See approach-methodology.md for templates.
Step 6: Check Context Economy
File size assessment:
# Count lines
wc -l skills/bash-scripting/SKILL.md
Targets:
- <300 lines: Excellent - concise and focused
- 300-500 lines: Good - comprehensive without bloat
- 500-800 lines: Consider progressive disclosure
- >800 lines: Should use references/ directory
If oversized:
- Extract detailed content to references/ files
- Keep main file focused on core workflow
- Link to references from main file
- Maintain one-level-deep structure
Step 7: Generate Audit Report
Compile findings into standardized report format. See report-format.md for the complete template.
Agent-Specific Validation
For detailed validation criteria in each area, see the reference files:
- Model Selection: See model-selection.md for appropriateness criteria, use cases, and red flags
- Tool Restrictions: See tool-restrictions.md for security implications and restriction fit analysis
- Focus Area Quality: See focus-area-quality.md for specificity assessment and scoring methodology
- Approach Completeness: See approach-methodology.md for required components and impact analysis
Common Issues
For detailed troubleshooting guidance, see common-issues.md.
Common patterns include:
- Opus overuse: Expensive model for simple tasks
- Generic focus areas: Lack of specificity and concrete examples
- Missing tool restrictions: Unrestricted access creates security risks
- Overly restrictive tools: Missing tools the agent needs
- Incomplete approach: Vague methodology without clear steps
Report Format
Use the standardized template in report-format.md for all agent audit reports.
Integration with audit-coordinator
Invocation pattern:
User: "Audit my agent"
→ audit-coordinator invokes agent-audit
→ agent-audit performs specialized validation
→ Results returned to audit-coordinator
→ Consolidated with claude-code-evaluator findings
Sequence:
- agent-audit (primary) - Agent-specific validation
- claude-code-evaluator (secondary) - General structure validation
- claude-code-test-runner (optional) - Functional testing
Report compilation:
- agent-audit findings (model, tools, focus, approach)

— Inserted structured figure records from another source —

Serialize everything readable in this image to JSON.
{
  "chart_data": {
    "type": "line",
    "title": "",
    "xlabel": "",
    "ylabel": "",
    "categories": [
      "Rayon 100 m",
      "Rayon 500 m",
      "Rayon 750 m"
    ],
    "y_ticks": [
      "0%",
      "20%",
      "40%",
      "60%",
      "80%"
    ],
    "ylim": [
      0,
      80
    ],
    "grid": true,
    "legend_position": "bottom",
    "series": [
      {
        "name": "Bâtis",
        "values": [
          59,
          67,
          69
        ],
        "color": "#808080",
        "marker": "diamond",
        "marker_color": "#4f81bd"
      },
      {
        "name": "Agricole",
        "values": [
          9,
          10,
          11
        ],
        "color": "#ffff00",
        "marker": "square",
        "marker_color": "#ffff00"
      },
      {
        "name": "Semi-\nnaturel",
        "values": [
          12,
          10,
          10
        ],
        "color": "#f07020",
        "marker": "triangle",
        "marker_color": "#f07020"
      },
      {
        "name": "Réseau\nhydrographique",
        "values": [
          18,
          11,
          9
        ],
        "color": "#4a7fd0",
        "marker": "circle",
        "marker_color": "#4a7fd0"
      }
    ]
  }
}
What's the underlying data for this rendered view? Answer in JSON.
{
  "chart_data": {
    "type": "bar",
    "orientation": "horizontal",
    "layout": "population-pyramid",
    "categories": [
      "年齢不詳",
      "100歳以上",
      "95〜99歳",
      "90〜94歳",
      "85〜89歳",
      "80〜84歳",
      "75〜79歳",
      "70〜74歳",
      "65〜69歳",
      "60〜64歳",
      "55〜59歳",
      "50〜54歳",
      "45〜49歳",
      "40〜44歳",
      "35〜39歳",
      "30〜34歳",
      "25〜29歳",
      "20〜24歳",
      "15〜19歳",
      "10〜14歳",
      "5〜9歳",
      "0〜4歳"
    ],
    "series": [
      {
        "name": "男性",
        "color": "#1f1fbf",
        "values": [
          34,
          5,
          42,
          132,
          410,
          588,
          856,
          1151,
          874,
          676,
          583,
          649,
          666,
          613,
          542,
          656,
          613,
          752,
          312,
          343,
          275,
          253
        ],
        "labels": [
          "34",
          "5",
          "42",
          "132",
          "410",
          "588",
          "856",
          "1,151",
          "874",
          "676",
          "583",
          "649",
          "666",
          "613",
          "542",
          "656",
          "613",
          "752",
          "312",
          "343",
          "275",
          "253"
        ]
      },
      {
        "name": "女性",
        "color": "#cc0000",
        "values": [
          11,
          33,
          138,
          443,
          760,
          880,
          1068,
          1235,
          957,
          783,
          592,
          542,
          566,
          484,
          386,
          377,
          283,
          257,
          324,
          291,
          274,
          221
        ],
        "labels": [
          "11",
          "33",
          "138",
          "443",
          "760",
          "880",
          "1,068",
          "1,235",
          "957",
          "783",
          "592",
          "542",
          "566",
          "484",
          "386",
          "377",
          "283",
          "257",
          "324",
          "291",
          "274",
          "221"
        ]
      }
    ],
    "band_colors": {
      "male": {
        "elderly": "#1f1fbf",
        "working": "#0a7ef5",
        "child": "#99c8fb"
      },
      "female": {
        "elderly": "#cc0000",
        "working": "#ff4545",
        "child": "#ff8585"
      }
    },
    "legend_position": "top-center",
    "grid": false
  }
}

- claude-code-evaluator findings (YAML, markdown, structure)
- Unified report with reconciled priorities
Examples
Example 1: Good Agent (claude-code-evaluator)
Status: PASS
Strengths:
- Model: Sonnet (appropriate for analysis tasks)

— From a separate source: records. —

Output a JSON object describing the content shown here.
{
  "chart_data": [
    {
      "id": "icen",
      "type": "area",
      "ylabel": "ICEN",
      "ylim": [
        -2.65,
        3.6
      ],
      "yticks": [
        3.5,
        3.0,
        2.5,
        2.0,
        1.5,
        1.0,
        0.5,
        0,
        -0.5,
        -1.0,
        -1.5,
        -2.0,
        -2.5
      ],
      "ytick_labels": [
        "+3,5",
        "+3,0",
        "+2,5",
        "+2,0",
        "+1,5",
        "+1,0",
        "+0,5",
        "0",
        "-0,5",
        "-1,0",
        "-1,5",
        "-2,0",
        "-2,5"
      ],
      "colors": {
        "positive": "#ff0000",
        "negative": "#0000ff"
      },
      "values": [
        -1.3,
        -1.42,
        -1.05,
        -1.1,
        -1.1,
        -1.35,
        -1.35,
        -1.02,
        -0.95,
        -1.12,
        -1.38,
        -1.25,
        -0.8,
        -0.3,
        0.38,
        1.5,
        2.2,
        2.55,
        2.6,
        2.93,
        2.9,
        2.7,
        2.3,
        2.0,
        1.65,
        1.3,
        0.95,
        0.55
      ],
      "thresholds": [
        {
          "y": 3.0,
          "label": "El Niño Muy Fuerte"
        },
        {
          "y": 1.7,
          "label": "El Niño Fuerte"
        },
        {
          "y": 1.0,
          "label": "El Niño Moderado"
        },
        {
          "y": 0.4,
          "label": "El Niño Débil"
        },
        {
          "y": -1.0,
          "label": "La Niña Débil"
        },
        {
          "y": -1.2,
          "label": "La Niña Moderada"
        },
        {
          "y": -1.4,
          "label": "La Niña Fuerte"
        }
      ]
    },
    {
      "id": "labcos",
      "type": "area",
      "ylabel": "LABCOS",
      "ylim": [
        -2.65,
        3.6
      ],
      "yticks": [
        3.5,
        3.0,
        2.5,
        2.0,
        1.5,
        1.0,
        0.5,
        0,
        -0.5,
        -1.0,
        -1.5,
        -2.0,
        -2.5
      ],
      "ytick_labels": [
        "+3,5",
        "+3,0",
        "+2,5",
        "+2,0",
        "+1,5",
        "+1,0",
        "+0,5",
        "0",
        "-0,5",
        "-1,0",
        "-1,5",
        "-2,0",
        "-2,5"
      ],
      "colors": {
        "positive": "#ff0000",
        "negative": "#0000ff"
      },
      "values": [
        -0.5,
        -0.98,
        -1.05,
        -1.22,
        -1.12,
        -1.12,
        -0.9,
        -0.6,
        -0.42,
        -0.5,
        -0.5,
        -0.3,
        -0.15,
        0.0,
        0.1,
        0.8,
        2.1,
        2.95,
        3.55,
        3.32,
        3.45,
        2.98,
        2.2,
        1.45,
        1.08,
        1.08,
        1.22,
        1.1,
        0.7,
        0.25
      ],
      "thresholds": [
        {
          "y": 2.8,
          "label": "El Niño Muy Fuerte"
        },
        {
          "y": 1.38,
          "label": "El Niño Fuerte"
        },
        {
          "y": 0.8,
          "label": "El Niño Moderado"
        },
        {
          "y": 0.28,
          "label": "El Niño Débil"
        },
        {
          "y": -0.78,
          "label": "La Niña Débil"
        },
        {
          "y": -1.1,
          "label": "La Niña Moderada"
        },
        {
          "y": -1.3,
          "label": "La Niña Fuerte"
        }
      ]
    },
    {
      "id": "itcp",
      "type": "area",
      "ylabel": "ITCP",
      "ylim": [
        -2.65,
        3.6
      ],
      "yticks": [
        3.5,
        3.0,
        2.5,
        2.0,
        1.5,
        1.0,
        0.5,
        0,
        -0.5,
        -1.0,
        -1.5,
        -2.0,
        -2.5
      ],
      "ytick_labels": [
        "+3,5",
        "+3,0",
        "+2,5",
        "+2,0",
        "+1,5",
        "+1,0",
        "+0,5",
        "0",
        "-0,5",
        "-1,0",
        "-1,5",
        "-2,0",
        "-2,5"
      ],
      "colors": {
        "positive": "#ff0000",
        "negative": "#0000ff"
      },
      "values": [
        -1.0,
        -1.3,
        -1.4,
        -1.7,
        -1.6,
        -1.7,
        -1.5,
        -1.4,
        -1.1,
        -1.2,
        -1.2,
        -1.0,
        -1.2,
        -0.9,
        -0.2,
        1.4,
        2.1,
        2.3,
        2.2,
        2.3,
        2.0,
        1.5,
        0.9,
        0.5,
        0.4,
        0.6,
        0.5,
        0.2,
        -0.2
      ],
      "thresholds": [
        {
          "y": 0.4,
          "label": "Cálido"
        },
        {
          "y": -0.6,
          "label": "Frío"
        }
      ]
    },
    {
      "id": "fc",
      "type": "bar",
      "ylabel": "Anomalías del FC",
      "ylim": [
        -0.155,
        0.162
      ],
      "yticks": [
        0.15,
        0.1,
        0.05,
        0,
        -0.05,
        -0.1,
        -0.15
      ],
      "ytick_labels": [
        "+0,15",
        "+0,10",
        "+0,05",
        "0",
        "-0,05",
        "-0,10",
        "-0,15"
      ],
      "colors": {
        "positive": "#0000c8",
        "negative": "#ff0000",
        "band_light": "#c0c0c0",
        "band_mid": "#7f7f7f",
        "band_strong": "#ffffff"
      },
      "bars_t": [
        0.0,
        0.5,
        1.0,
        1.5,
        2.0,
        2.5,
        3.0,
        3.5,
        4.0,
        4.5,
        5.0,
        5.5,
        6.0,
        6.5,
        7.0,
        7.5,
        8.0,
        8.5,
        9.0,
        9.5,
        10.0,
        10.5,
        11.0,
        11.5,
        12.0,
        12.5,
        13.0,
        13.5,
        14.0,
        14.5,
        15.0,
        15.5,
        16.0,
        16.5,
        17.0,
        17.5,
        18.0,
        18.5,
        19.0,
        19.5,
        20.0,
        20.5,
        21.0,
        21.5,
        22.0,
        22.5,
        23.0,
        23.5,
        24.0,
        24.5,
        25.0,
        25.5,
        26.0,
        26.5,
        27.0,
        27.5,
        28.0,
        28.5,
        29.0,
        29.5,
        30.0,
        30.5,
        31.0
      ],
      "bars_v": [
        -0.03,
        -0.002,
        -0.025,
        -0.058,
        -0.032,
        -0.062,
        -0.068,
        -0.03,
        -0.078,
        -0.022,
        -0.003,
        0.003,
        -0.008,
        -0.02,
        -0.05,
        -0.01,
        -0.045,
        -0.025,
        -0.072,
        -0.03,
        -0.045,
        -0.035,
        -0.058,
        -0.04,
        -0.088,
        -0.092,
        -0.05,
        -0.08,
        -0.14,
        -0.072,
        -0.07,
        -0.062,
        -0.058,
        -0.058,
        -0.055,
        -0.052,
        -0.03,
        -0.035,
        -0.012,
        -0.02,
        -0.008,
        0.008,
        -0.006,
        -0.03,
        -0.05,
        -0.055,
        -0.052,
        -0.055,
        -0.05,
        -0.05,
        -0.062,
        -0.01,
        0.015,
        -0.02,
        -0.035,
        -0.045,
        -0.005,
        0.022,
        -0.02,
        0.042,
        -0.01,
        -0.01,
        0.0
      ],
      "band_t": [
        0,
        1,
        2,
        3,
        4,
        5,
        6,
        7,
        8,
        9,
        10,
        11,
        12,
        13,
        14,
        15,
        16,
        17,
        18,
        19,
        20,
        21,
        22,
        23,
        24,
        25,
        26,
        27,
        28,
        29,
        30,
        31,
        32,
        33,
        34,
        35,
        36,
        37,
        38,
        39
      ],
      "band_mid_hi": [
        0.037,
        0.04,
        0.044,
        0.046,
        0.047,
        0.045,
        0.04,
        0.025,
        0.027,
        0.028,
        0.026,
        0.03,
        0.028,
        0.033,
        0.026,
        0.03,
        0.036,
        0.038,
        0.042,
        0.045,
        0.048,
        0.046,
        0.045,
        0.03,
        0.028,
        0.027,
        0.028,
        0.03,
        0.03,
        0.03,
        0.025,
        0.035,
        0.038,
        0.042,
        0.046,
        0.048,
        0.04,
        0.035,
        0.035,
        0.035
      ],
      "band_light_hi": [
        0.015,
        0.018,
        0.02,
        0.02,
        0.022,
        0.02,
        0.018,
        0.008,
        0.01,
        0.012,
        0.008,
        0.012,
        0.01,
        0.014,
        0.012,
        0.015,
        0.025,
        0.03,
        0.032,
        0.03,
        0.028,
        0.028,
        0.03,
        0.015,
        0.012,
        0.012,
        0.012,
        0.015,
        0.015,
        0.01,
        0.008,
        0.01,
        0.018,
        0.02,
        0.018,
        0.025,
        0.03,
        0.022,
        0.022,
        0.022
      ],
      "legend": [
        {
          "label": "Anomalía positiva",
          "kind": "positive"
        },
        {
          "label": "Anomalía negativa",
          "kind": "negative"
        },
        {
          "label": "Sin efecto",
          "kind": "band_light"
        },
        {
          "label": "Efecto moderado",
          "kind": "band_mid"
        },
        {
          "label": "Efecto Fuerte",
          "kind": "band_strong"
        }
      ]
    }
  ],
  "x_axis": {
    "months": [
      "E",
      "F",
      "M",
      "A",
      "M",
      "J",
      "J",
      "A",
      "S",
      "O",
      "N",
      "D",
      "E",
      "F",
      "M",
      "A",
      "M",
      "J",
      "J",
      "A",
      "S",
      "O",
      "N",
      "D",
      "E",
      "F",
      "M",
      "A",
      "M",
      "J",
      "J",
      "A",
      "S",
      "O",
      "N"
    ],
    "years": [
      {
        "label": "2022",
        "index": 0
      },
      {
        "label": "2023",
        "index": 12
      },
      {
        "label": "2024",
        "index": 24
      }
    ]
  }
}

- Tools: Read, Grep, Glob, Bash (read-only pattern, secure)
- Focus: 12 specific areas covering evaluation expertise
- Approach: Complete methodology with output format
Score: 9/10 - Excellent agent design
Example 2: Agent Needs Work
Status: NEEDS WORK
Issues:
- Model: Opus (expensive, Sonnet sufficient for task)

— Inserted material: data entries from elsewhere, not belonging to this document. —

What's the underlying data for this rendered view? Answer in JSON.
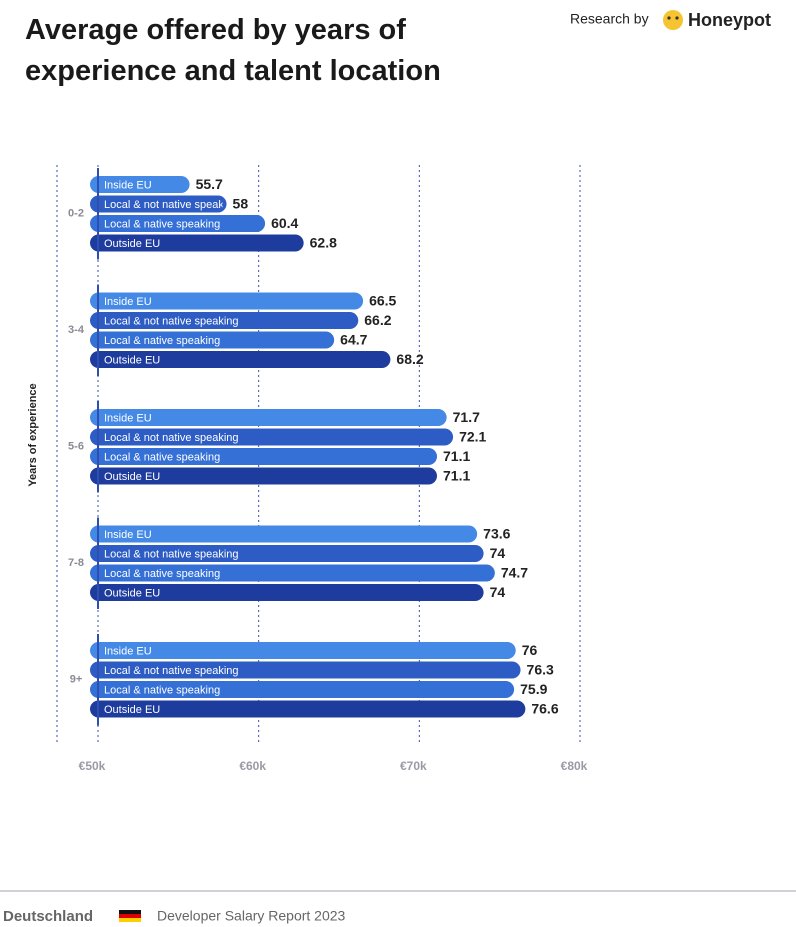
{
  "header": {
    "research_by": "Research by",
    "brand": "Honeypot"
  },
  "chart_data": {
    "type": "bar",
    "orientation": "horizontal",
    "title": "Average offered by years of experience and talent location",
    "y_label": "Years of experience",
    "categories": [
      "0-2",
      "3-4",
      "5-6",
      "7-8",
      "9+"
    ],
    "series": [
      {
        "name": "Inside EU",
        "color": "#4589e6",
        "values": [
          55.7,
          66.5,
          71.7,
          73.6,
          76
        ]
      },
      {
        "name": "Local & not native speaking",
        "color": "#2d5cc4",
        "values": [
          58,
          66.2,
          72.1,
          74,
          76.3
        ]
      },
      {
        "name": "Local & native speaking",
        "color": "#3470d6",
        "values": [
          60.4,
          64.7,
          71.1,
          74.7,
          75.9
        ]
      },
      {
        "name": "Outside EU",
        "color": "#1e3c9e",
        "values": [
          62.8,
          68.2,
          71.1,
          74,
          76.6
        ]
      }
    ],
    "xlim": [
      50,
      80
    ],
    "xticks": [
      {
        "value": 50,
        "label": "€50k"
      },
      {
        "value": 60,
        "label": "€60k"
      },
      {
        "value": 70,
        "label": "€70k"
      },
      {
        "value": 80,
        "label": "€80k"
      }
    ],
    "grid": true
  },
  "footer": {
    "country": "Deutschland",
    "report": "Developer Salary Report 2023"
  }
}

- Tools: No allowed_tools (unrestricted access)
- Focus: 3 generic areas ("best practices", "code quality")
- Approach: Missing (no methodology defined)
Critical fixes:
- Add allowed_tools field
- Change model to Sonnet
- Expand focus areas to 5-10 specific items
- Add complete approach section
Score: 4/10 - Requires significant improvement
See examples.md for complete audit reports.
For detailed guidance on each validation area, consult the reference files linked at the top of this document.